Az önce çok sevdiğim bir dostumun babasının, Kemal amcanın vefat haberini aldım. Merhum kişi 60 yaş civarındaydı sanırım. Kendi babamın seksenine merdiven dayamış biri olduğunu düşününce ellili altmışlı yaşlar bana genç görünüyor. Adamcağız bir iki ay önce ciğerlerinden rahatsızlanarak hastaneye kaldırıldı ve sonra vücudunun tüm kilit organları yavaş yavaş kendini teslim etti çeşitli sağlık sorunlarına. Kemal amcayı yakından tanıyamadım ama çok iyi bir insan olmalı ki arkasında iki tane pırlanta gibi evlat bırakarak gitti bu dünyadan. İyi evlat yetiştirmek her ana babanın harcı değildir çünkü. Hayatta yapmayı planladığı daha çok şey vardı eminim. Kimi insanların doksan yaşından sonra vefat ettiği düşünülürse onun daha yaklaşık otuz senelik zamanı olabilirdi. Neler yapılmaz ki otuz senede!
Bu dünyada ne zaman geldiğimizi tayin edemediğimiz gibi ne zaman gideceğimizi de tayin edemiyoruz ve bir ay sonrası, bir yıl sonrası, beş yıl sonrası için yaptığımız planlar bazen ecel tarafından böyle engelleniyor işte, bir daha hiçbir zaman gerçekleştirilememek üzere
Benzeri konularda son yıllarda İnternette bir yığın yazı dolandı, bugünü yaşayın, hiçbir şeyi ertelemeyin, iyi şeyler yapın ve yaşamın tadını çıkarın diye mesajlar veren. Bunların içeriğini çoğu zaman fazla dikkat etmeden şöyle bir okuduk ve sonra da gülüp geçtik.

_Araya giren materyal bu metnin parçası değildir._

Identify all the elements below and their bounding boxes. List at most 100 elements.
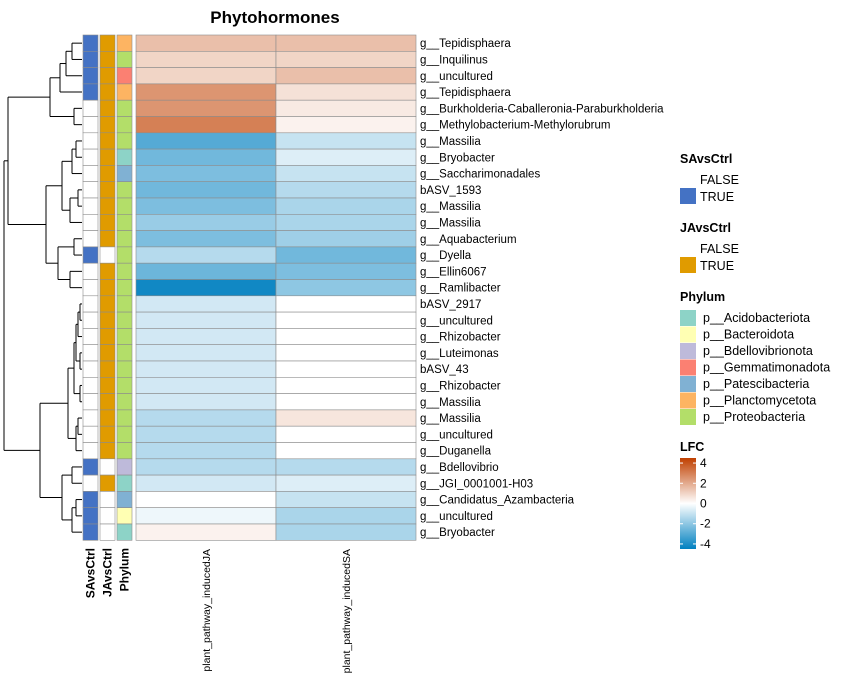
annotation-cell-phylum: [116, 442, 133, 460]
legend-label-phylum: p__Acidobacteriota: [703, 311, 810, 325]
heatmap-cell: [135, 376, 277, 394]
legends: SAvsCtrl FALSE TRUE JAvsCtrl FALSE TRUE Phylum…: [680, 152, 830, 551]
annotation-cell-savsctrl: [82, 507, 99, 525]
legend-swatch-false: [680, 241, 696, 257]
annotation-cell-phylum: [116, 474, 133, 492]
row-dendrogram: [3, 42, 82, 533]
heatmap-cell: [275, 116, 417, 134]
row-label: g__uncultured: [420, 71, 493, 83]
annotation-cell-savsctrl: [82, 246, 99, 264]
heatmap-cell: [275, 425, 417, 443]
annotation-cell-savsctrl: [82, 83, 99, 101]
annotation-cell-savsctrl: [82, 393, 99, 411]
heatmap-cell: [275, 474, 417, 492]
heatmap-cell: [135, 311, 277, 329]
annotation-cell-javsctrl: [99, 34, 116, 52]
annotation-cell-savsctrl: [82, 409, 99, 427]
heatmap-cell: [275, 458, 417, 476]
annotation-cell-phylum: [116, 344, 133, 362]
heatmap-cell: [275, 262, 417, 280]
heatmap-cell: [135, 197, 277, 215]
annotation-cell-savsctrl: [82, 132, 99, 150]
row-label: g__Saccharimonadales: [420, 169, 540, 181]
heatmap-cell: [275, 376, 417, 394]
annotation-cell-phylum: [116, 409, 133, 427]
annotation-cell-javsctrl: [99, 376, 116, 394]
annotation-label: JAvsCtrl: [101, 548, 115, 597]
annotation-cell-phylum: [116, 393, 133, 411]
row-label: g__Bryobacter: [420, 527, 495, 539]
annotation-cell-phylum: [116, 328, 133, 345]
legend-label-phylum: p__Planctomycetota: [703, 394, 816, 408]
heatmap-cell: [135, 393, 277, 411]
annotation-cell-javsctrl: [99, 523, 116, 541]
annotation-cell-javsctrl: [99, 360, 116, 378]
annotation-cell-javsctrl: [99, 409, 116, 427]
row-label: g__Massilia: [420, 201, 481, 213]
legend-label-true: TRUE: [700, 259, 734, 273]
annotation-cell-savsctrl: [82, 116, 99, 134]
legend-tick-label: -2: [700, 517, 711, 531]
heatmap-cell: [135, 83, 277, 101]
heatmap-cell: [275, 197, 417, 215]
annotation-cell-phylum: [116, 132, 133, 150]
annotation-cell-phylum: [116, 425, 133, 443]
heatmap-cell: [135, 34, 277, 52]
annotation-cell-javsctrl: [99, 507, 116, 525]
heatmap-cell: [275, 328, 417, 345]
heatmap-cell: [135, 458, 277, 476]
annotation-cell-savsctrl: [82, 197, 99, 215]
legend-label-phylum: p__Bdellovibrionota: [703, 344, 813, 358]
row-label: g__Tepidisphaera: [420, 38, 511, 50]
heatmap-cell: [135, 442, 277, 460]
heatmap-cell: [135, 344, 277, 362]
legend-title-phylum: Phylum: [680, 290, 725, 304]
heatmap-cell: [135, 116, 277, 134]
row-label: g__Massilia: [420, 136, 481, 148]
legend-swatch-false: [680, 172, 696, 188]
annotation-cell-javsctrl: [99, 442, 116, 460]
heatmap-cell: [135, 67, 277, 85]
row-label: g__Dyella: [420, 250, 472, 262]
annotation-cell-phylum: [116, 279, 133, 297]
annotation-labels: SAvsCtrl JAvsCtrl Phylum: [84, 548, 132, 598]
legend-label-false: FALSE: [700, 173, 739, 187]
row-label: g__Rhizobacter: [420, 380, 501, 392]
annotation-cell-savsctrl: [82, 425, 99, 443]
annotation-cell-savsctrl: [82, 344, 99, 362]
row-label: g__Ellin6067: [420, 266, 487, 278]
annotation-label: SAvsCtrl: [84, 548, 98, 598]
annotation-cell-savsctrl: [82, 442, 99, 460]
heatmap-cell: [135, 246, 277, 264]
row-label: bASV_2917: [420, 299, 481, 311]
heatmap-cell: [275, 34, 417, 52]
annotation-columns: [82, 34, 133, 541]
heatmap-cell: [275, 344, 417, 362]
heatmap-cell: [135, 409, 277, 427]
annotation-cell-savsctrl: [82, 376, 99, 394]
annotation-cell-phylum: [116, 50, 133, 68]
heatmap-cell: [275, 99, 417, 117]
heatmap-cell: [135, 507, 277, 525]
annotation-cell-javsctrl: [99, 262, 116, 280]
heatmap-cell: [135, 474, 277, 492]
legend-tick-label: 0: [700, 497, 707, 511]
heatmap-cell: [275, 246, 417, 264]
legend-label-false: FALSE: [700, 242, 739, 256]
row-label: g__Burkholderia-Caballeronia-Paraburkhol…: [420, 103, 664, 115]
row-label: g__uncultured: [420, 315, 493, 327]
heatmap-cell: [135, 523, 277, 541]
annotation-cell-phylum: [116, 262, 133, 280]
heatmap-cell: [275, 83, 417, 101]
annotation-cell-phylum: [116, 376, 133, 394]
row-label: g__Bryobacter: [420, 152, 495, 164]
annotation-cell-savsctrl: [82, 458, 99, 476]
annotation-cell-phylum: [116, 181, 133, 199]
row-label: g__Ramlibacter: [420, 283, 501, 295]
heatmap-cell: [135, 148, 277, 166]
legend-label-phylum: p__Patescibacteria: [703, 377, 809, 391]
legend-title-savsctrl: SAvsCtrl: [680, 152, 732, 166]
legend-tick-label: -4: [700, 537, 711, 551]
annotation-cell-javsctrl: [99, 50, 116, 68]
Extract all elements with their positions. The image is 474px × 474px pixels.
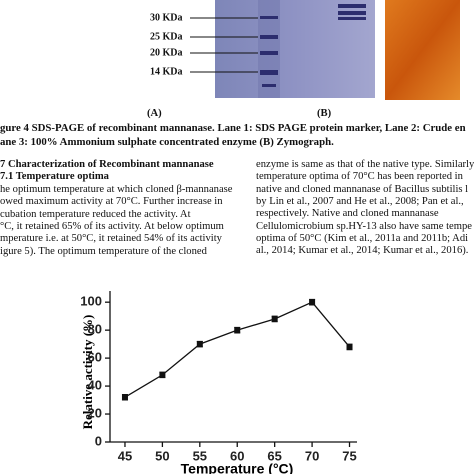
text-line: temperature optima of 70°C has been repo… [256, 171, 463, 183]
text-line: igure 5). The optimum temperature of the… [0, 245, 207, 257]
x-axis-label: Temperature (°C) [181, 461, 294, 474]
y-tick-label: 40 [88, 378, 102, 393]
y-tick-label: 20 [88, 405, 102, 420]
data-point [346, 343, 353, 350]
data-line [124, 301, 351, 398]
text-line: he optimum temperature at which cloned β… [0, 184, 233, 195]
text-line: respectively. Native and cloned mannanas… [256, 208, 439, 220]
x-tick-label: 75 [342, 448, 356, 463]
caption-line: gure 4 SDS-PAGE of recombinant mannanase… [0, 122, 466, 134]
text-line: owed maximum activity at 70°C. Further i… [0, 196, 223, 208]
text-line: by Lin et al., 2007 and He et al., 2008;… [256, 195, 464, 207]
x-tick-label: 45 [118, 448, 132, 463]
marker-label: 30 KDa [150, 12, 183, 23]
panel-label: (B) [317, 108, 332, 119]
data-point [271, 315, 278, 322]
subsection-heading: 7.1 Temperature optima [0, 171, 109, 182]
text-line: °C, it retained 65% of its activity. At … [0, 220, 224, 232]
section-heading: 7 Characterization of Recombinant mannan… [0, 159, 214, 170]
y-tick-label: 60 [88, 350, 102, 365]
data-point [159, 371, 166, 378]
data-point [196, 341, 203, 348]
y-tick-label: 0 [95, 433, 102, 448]
x-tick-label: 65 [267, 448, 281, 463]
text-line: al., 2014; Kumar et al., 2014; Kumar et … [256, 245, 469, 257]
marker-label: 25 KDa [150, 31, 183, 42]
y-tick-label: 80 [88, 322, 102, 337]
data-point [309, 299, 316, 306]
x-tick-label: 60 [230, 448, 244, 463]
data-point [121, 394, 128, 401]
figure-4-image: 30 KDa 25 KDa 20 KDa 14 KDa [150, 0, 460, 100]
y-axis-label: Relative activity (%) [80, 315, 95, 430]
x-tick-label: 70 [305, 448, 319, 463]
marker-label: 20 KDa [150, 47, 183, 58]
y-tick-label: 100 [80, 294, 102, 309]
marker-label: 14 KDa [150, 66, 183, 77]
caption-line: ane 3: 100% Ammonium sulphate concentrat… [0, 136, 334, 148]
text-line: native and cloned mannanase of Bacillus … [256, 183, 469, 195]
text-line: mperature i.e. at 50°C, it retained 54% … [0, 233, 222, 245]
text-line: enzyme is same as that of the native typ… [256, 159, 474, 170]
data-point [234, 327, 241, 334]
text-line: Cellulomicrobium sp.HY-13 also have same… [256, 220, 472, 232]
panel-label: (A) [147, 108, 162, 119]
text-line: cubation temperature reduced the activit… [0, 208, 191, 220]
x-tick-label: 55 [193, 448, 207, 463]
text-line: optima of 50°C (Kim et al., 2011a and 20… [256, 232, 469, 244]
x-tick-label: 50 [155, 448, 169, 463]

İlk başta geyik muhabbeti gibi görünen bu tür tavsiyeler aslında bence çok doğru noktalara parmak basıyor. Çocukken gözümüze çok uzun ve hiç bitmeyecekmiş gibi görünen o yetmiş, seksen, doksan yıl aslında o kadar kısa ki Bir çırpıda yaşıyoruz ve bir bakmışız ki birkaç çocuk ve bir sürü torun sahibi bir ihtiyar oluvermişiz.
Şu an hayattayız belki ama yarın, haftaya, önümüzdeki yıl bu dünyada olup olmayacağımızı asla bilemeyiz. İşte bu nedenle, hayata hep yi tarafından bakmalı, iyi şeyler yaşamalı, önce kendimiz küçük şeylerle bile mutlu olmayı öğrenmeli ve sonra da başkalarına mutluluk vermeliyiz. Günlük hayatımızı önemli ölçüde sekteye uğratacak acılar, üzüntüler ve terslikler dışında kolay kolay hiçbir şeyi kafaya takmamalıyız. Ne demişler, insanı hasta eden en önemli faktörlerin başında stres ve üzüntü gelir. Bence dermansız hastalıklar ve sevdiklerimizin ölümü dışında hiçbir şey bizde uzun süreli üzüntü ve sıkıntı yaratmamalı. Çevremizdekilerle olan sorunlarımızın, maddi sıkıntılarımızın bizi gerekenden fazla üzmesine izin vermemeliyiz çünkü en önemli şey sağlıktır ve hayatta olmak, nefes alıp veriyor olmaktır. Dünyada o kadar çok insanın o kadar çözülmez sorunları var ki, bizlerin çok kilo aldım, selülitlerim çıktı, patronumla anlaşamıyorum, oturduğum semtten memnun değilim, ve hatta maaşım rahat yaşamama yetmiyor gibi sorunları bile onların yanında hiç kalıyor. Düşünsenize, dünyada milyonlarca insan aç ve evsiz. En son ne zaman aç yattınız, ya da bir parkta veya sokak ortasında uyumak zorunda kaldınız? Bunları düşününce hayatımızın aslında yeterince iyi olduğu ve sahip olduklarımızın keyfini çıkarıp olmadıklarımıza da hayıflanmak yerine onları elde etmek için olumlu adımlar atmaya çalışmamız gerektiği ortaya çıkıyor.
Evet, hayatınızdan bir gün daha geçip gitmeden, hemen şimdi yerinizden kalkın ve sağlıkla alıp verdiğiniz her nefesin tadını çıkarın çünkü hayat gerçekten çok kısa.